Why this matters now

The lean-season deficit is projected to widen to 600–800 MW by 2026 and 900+ MW by 2027 (see paradox #5). At unchanged tariffs, the cash loss on imported-resold MWh could reach USD 60–80 million per year by 2028 — comparable in size to the entire annual GoI grant transfer. This is not a forecasting exercise; the physical reality of the storage gap, plus the existing PPA volume commitments, plus the existing HV1 tariff, mechanically produces this loss every winter for as long as none of those three move.
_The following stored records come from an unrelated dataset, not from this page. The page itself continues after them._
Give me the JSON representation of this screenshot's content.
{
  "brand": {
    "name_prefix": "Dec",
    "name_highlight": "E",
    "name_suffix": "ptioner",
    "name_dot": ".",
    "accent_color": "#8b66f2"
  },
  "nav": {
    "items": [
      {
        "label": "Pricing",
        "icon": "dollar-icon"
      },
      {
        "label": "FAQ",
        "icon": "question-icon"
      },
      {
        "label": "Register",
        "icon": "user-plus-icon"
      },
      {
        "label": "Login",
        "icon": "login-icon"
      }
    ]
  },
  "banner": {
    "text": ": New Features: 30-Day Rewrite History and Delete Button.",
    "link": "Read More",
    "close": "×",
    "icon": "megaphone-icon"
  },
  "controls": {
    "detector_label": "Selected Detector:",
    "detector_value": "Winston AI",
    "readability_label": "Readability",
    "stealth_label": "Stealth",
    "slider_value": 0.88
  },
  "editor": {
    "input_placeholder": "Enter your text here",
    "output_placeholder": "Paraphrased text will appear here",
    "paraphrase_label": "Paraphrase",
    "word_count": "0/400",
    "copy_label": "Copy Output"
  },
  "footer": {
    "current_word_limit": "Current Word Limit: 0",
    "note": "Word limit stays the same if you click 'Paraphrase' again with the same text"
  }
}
It is the closest thing in the Bhutanese energy system to a paradox-grade negative-margin sale: a state utility paying market price to import and recovering one-third of that cost on resale, with the gap absorbed silently across the BPC balance sheet and the LV ratepayer base.

What it should be

How others do it

The question we should be sitting with

If a private utility paid Nu 5/kWh to procure power and resold it at Nu 1.60/kWh to its largest customers, the auditors would call it a structural impairment and the board would replace management. When a state-owned utility does the same thing, we call it the cost of policy. What is the cost of pretending the loss isn’t there?